Eighteen (18) years subsequent to the 1998 White House conference, the Congressional Budget Office (CBO) published a December 2016-dated report entitled CBO’s 2016 Long-Term Projections for Social Security: Additional Information. Statements made within the 2016 CBO report include the following:
“In fiscal year 2016, spending for Social Security benefits totaled $905 billion, or almost one-quarter of federal spending. OASI (Old-Age and Survivors Insurance) payments accounted for about 84 percent of those outlays, and DI (Disability Insurance) payments made up about 16 percent.”
“According to CBO’s projections, without changes in the programs, the balance of the DI trust fund will be exhausted in fiscal year 2022, the balance of the OASI trust fund will be exhausted in calendar year 2030, and the combined balances of the OASDI trust funds will be exhausted in calendar year 2029. If a trust fund’s balance declined to zero and current revenues were insufficient to cover benefits specified in law, the Social Security Administration would no longer be permitted to pay full benefits when they were due. In the years after a trust fund was exhausted, annual outlays would be limited to annual revenues: All receipts to the trust fund would be used, and the trust fund’s balance would remain essentially at zero.”
“Under current law, the combined trust funds will be exhausted in 2029, requiring a 29% reduction in benefits payable in 2030.”
The net impact of administration and congressional efforts to address Social Security’s long term viability, between 1998 – 2016, was, therefore, to move up, by two years, the point in time at which a 29% reduction in benefits will be required given anticipated receipts paid into, and disbursements made from, the combined trust funds, as well as declining interest income earned on shrinking balances in the funds, through 2029. In other words, over half the anticipated 33-year time frame between 1998 and 2030 has passed with no measurable progress made in ensuring the long term financial viability of Social Security.
Part of this trajectory in trust fund balances is due to the Great Recession. According to a Social Security Office of Retirement and Disability Policy Report, primary income (consisting of payroll tax collections) paid into the trust funds “declined sharply in 2010 because of the recession. Post-recession tax income is projected to decline slightly as taxable earnings decline relative to Gross Domestic Product (GDP).” Primary income for the funds as a share of GDP actually peaked in 1990 at 5.2%. The apex in the Social Security combined funds (OASDI) reserves is projected to reach $2.8 trillion in 2020. Anticipated reserves would therefore fund projected negative net cash flow for only 9 years subsequent to reaching the 2020 maximum trust funds’ combined reserve balance.
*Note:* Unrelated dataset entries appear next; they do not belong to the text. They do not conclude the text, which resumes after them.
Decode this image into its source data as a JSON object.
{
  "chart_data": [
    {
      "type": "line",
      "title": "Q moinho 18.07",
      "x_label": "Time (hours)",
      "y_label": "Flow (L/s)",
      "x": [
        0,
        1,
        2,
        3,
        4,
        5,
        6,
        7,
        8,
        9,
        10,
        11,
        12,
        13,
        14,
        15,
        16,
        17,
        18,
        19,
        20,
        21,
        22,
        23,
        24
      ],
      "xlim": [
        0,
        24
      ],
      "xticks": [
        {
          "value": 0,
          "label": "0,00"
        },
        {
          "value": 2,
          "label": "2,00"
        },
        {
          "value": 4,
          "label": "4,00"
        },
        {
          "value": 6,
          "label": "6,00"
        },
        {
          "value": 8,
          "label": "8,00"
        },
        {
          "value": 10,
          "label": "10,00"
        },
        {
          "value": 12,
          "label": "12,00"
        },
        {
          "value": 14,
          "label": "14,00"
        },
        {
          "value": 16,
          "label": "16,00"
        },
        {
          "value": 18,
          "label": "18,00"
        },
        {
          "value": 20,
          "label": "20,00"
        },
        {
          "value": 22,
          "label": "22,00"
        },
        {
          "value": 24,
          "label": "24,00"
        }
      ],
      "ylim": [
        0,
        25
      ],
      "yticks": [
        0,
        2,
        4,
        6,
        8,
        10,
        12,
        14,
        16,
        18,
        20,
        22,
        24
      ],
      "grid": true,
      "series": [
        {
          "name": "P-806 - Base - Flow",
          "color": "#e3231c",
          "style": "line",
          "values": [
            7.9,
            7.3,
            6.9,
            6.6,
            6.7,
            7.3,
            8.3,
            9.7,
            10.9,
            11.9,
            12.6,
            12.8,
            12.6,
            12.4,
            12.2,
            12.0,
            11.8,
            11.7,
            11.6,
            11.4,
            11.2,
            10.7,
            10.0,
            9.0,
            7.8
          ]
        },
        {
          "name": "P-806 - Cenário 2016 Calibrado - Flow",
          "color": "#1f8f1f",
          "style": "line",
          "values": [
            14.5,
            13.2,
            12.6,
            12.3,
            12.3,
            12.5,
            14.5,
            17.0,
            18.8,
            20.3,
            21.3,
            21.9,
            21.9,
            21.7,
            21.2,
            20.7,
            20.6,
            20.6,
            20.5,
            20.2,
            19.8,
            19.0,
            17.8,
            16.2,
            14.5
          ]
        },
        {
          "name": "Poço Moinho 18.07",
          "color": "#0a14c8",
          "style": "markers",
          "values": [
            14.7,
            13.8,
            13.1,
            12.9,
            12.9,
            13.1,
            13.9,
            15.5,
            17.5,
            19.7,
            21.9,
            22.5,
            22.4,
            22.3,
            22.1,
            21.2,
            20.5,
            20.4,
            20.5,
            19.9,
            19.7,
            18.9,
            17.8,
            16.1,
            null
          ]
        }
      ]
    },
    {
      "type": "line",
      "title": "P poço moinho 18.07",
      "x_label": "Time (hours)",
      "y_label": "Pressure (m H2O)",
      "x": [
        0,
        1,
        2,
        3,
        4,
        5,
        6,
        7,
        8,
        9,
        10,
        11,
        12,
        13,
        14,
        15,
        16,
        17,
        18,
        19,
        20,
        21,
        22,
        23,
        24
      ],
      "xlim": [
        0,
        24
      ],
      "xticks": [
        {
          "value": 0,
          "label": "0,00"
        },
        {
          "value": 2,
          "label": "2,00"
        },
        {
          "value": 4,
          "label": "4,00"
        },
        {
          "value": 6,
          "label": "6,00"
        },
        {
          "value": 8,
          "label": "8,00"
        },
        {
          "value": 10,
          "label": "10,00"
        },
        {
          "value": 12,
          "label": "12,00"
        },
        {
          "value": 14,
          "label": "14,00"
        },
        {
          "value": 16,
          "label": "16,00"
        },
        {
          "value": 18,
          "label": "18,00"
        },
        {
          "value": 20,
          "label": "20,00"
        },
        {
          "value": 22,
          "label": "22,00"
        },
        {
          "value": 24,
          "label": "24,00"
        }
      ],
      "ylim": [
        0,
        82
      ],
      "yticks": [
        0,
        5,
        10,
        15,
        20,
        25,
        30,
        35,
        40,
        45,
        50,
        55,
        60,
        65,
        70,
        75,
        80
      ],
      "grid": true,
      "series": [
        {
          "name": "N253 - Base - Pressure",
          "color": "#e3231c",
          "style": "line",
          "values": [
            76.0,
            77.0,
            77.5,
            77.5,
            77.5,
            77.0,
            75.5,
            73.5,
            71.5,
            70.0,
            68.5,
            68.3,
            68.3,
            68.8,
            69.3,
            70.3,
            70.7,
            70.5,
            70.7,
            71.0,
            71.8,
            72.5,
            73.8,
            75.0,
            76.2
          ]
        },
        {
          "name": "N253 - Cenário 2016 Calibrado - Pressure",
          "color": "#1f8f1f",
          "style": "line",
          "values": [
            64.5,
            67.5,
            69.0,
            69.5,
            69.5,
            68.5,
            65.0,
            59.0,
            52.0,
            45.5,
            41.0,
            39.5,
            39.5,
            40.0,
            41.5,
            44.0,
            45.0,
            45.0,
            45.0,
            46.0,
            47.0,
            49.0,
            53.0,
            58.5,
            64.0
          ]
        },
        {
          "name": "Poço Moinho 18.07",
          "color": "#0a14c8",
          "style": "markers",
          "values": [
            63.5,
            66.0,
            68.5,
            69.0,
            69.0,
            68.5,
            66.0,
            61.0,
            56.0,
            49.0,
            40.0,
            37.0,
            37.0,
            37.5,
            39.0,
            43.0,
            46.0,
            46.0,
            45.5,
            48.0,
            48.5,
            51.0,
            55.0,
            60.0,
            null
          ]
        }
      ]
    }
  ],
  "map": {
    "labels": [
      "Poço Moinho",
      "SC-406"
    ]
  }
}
The analysis presented in the CBO report aptly demonstrates the significant economic challenges facing Social Security, under current law, and the requisite sense of urgency required to address the problem.
Urgency is further underscored by the extent of our citizens’ reliance upon Social Security, in the context of a broader retirement income crisis facing this country, as noted in following excerpts from the Center on Budget and Policy Priorities website:
“97 percent of the elderly (aged 60 to 89) either receive Social Security or will receive it, according to SSA estimates.”
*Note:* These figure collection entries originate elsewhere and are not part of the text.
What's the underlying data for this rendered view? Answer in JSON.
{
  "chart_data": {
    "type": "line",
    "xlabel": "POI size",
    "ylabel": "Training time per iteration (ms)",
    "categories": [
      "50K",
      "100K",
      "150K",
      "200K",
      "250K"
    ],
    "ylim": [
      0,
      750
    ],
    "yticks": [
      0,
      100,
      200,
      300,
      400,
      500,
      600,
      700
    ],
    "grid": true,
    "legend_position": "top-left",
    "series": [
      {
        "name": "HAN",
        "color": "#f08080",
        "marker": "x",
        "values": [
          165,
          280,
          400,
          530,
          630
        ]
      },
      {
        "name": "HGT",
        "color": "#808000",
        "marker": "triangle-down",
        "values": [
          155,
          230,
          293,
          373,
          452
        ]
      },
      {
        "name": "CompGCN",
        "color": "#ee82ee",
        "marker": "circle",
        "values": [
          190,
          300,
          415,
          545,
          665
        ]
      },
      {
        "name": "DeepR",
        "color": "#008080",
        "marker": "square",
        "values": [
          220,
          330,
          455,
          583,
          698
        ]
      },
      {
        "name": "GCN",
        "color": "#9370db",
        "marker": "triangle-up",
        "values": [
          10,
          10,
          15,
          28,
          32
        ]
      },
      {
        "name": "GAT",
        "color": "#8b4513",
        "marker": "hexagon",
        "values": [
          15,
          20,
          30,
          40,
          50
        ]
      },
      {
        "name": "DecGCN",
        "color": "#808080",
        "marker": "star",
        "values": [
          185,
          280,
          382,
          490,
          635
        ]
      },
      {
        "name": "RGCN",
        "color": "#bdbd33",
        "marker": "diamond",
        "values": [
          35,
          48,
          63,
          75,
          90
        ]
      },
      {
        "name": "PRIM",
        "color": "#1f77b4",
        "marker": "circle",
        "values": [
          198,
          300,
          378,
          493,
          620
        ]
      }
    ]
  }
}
“For 61 percent of elderly beneficiaries, Social Security provides the majority of their cash income. For 33 percent of them, it provides 90 percent or more of their income.”
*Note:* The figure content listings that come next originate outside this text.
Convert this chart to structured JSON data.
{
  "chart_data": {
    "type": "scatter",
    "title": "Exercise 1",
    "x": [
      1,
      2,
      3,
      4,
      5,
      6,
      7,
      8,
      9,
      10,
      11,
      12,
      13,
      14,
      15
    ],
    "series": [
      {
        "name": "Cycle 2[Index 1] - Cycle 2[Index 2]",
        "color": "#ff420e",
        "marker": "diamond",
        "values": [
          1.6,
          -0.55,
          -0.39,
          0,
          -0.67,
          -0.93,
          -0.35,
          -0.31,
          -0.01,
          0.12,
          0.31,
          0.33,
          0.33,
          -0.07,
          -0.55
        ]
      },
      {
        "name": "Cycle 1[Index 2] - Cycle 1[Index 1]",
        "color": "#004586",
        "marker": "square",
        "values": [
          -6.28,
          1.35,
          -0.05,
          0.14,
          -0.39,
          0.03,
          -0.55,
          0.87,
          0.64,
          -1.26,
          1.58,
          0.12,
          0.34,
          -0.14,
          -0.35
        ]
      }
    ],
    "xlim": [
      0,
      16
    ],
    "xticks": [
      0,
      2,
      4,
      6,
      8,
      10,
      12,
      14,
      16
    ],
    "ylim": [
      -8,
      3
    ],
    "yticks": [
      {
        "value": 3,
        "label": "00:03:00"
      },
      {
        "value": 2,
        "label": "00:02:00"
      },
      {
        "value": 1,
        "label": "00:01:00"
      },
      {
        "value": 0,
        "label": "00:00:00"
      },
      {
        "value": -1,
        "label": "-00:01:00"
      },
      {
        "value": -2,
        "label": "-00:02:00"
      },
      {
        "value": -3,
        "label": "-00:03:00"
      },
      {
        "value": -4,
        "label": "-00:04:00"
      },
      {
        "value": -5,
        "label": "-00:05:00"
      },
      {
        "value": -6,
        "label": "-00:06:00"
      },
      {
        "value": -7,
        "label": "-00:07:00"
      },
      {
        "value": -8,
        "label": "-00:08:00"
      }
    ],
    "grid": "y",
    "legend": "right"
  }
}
“Reliance on Social Security increases with age, as older people — especially older women — outlive their spouses and savings. Among those aged 80 or older, Social Security provides the majority of income for 72 percent of beneficiaries and nearly all of the income for 42 percent of beneficiaries.”
Do U.S. citizens over-rely upon Social Security income relative to international counterparts – see following table?
The time is NOW for addressing Social Security. The White House and Congress must identify and implement suitable, equitable changes to enhance the long-term viability of Social Security.